Emst. Die Fernwärmekunden aus Emst fühlen sich vorgeführt. Sie sind wütend und misstrauisch. Dienstag machten sie ihrem Ärger Luft.
Einen solchen Andrang hatte das Gemeindehaus der katholischen Kirche lange
nicht gesehen. Die vom heimischen Versorger Mark-E angekündigten Preiserhöhungen
um bis zu 100 Prozent hatte die Fernwärmekunden zahlreich in den Pfarrsaal
strömen lassen. Bereits zwanzig Minuten vor Veranstaltungsbeginn war
auch der letzte der gut 200 Sitzplätze belegt.
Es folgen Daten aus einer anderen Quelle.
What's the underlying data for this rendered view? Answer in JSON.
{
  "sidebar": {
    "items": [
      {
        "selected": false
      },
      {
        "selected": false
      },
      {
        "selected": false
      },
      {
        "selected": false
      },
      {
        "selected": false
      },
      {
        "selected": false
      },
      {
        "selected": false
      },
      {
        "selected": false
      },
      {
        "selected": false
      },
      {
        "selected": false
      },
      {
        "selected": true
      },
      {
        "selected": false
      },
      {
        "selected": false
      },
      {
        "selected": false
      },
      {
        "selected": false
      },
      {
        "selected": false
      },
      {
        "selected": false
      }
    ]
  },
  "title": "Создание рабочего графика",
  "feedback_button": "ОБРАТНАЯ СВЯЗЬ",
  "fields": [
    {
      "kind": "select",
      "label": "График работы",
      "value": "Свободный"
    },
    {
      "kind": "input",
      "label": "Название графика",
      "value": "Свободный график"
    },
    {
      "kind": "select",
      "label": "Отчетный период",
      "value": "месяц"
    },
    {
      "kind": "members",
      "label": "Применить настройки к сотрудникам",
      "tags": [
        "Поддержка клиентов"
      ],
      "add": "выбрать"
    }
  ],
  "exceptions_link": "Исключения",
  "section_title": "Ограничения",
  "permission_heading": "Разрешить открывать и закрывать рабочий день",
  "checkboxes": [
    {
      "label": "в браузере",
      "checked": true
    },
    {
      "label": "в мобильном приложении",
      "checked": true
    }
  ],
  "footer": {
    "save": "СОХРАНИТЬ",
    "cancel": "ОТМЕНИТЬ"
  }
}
Die Emster drängten
sich auf der Empore und im Vorraum. Einige gingen bereits vor der Begrüßung
enttäuscht nach Hause. Die Kapazitäten der alten Kirche waren schlicht
erschöpft.
Eingeladen zur Bürgerversammlung hatte der SPD-Ortsverein Emst. Und so mühte sich Ratskandidat Jörg Meier redlich, die aufgeheizte Stimmung unter Kontrolle zu halten. Lautstark machten die Emster deulich, was sie von den drastischen Preiserhöhungen halten. Für die Vertreter von Mark-E kam die Veranstaltung einem Gang nach Canossa gleich.
"Wir sollen einen Vertrag zeichnen, der sittenwidrig ist, der an Wucher oder Erpressung erinnert", erregte sich Dr. Hans-Otto Lammers. Er räumte ein, dass es schwer falle, sachlich zu bleiben. Lammers sprach von modernem Raubrittertum und stellte ob der plötzlich klaffenden Deckungslücke die Frage: "Waren die Stadtwerke denn Vollidioten oder Verbrecher?"
Die Fernwärmekunden eint der Wunsch nach mehr Transparenz des Zahlenwerks und nach Versorgungssicherheit zu angemessenen Preisen. "Wer garantiert uns denn, dass die Preise in zwei Jahren nicht noch einmal deutlich angehoben werden, oder dass das Blockheizkraftwerk geschlossen wird?" Die Kündigung der Verträge sei ein Ausstieg aus der Preisgleitklausel. "Da wird das Kind mit dem Bade ausgeschüttet", meinte der Rechtsanwalt des Mietervereins Franz Michalek. Er meldete Zweifel an Kündbarkeit bzw. an Kündigungsfristen der Altverträge an.
Derweil sind sich die Emster durchaus bewusst, dass sie derzeit günstige Wärmeenergie beziehen. "Dass eine Erhöhung kommt, weiß hier jeder. Aber 80 bis 100 Prozent innerhalb von wenigen Monaten - das geht gar nicht", formulierte Kunde Harold Stindt.
Letztlich verständigte man sich darauf, den Dialog in kleinerer Gruppe fortzuführen. Den Arbeitsauftrag formulierte Hugo Funke aus der Max-Planck-Straße: "Problemfelder sind Fragen der Vertragskündigung, Inhalte des neuen Vertrages, sowie die alten bzw. neuen Preise." Fachleute aus den Reihen der betroffenen Emster sollen nun als Unterhändler fungieren. Falls man zu keiner gütlichen Einigung kommt, droht der Klageweg.
Gastgeber Jörg Meier begrüßte das Ergebnis: "Wir wussten, dass die Probleme nicht an einem Abend zu lösen waren. Allerdings freue ich mich, dass nun eine Entwicklung in Gang kommt."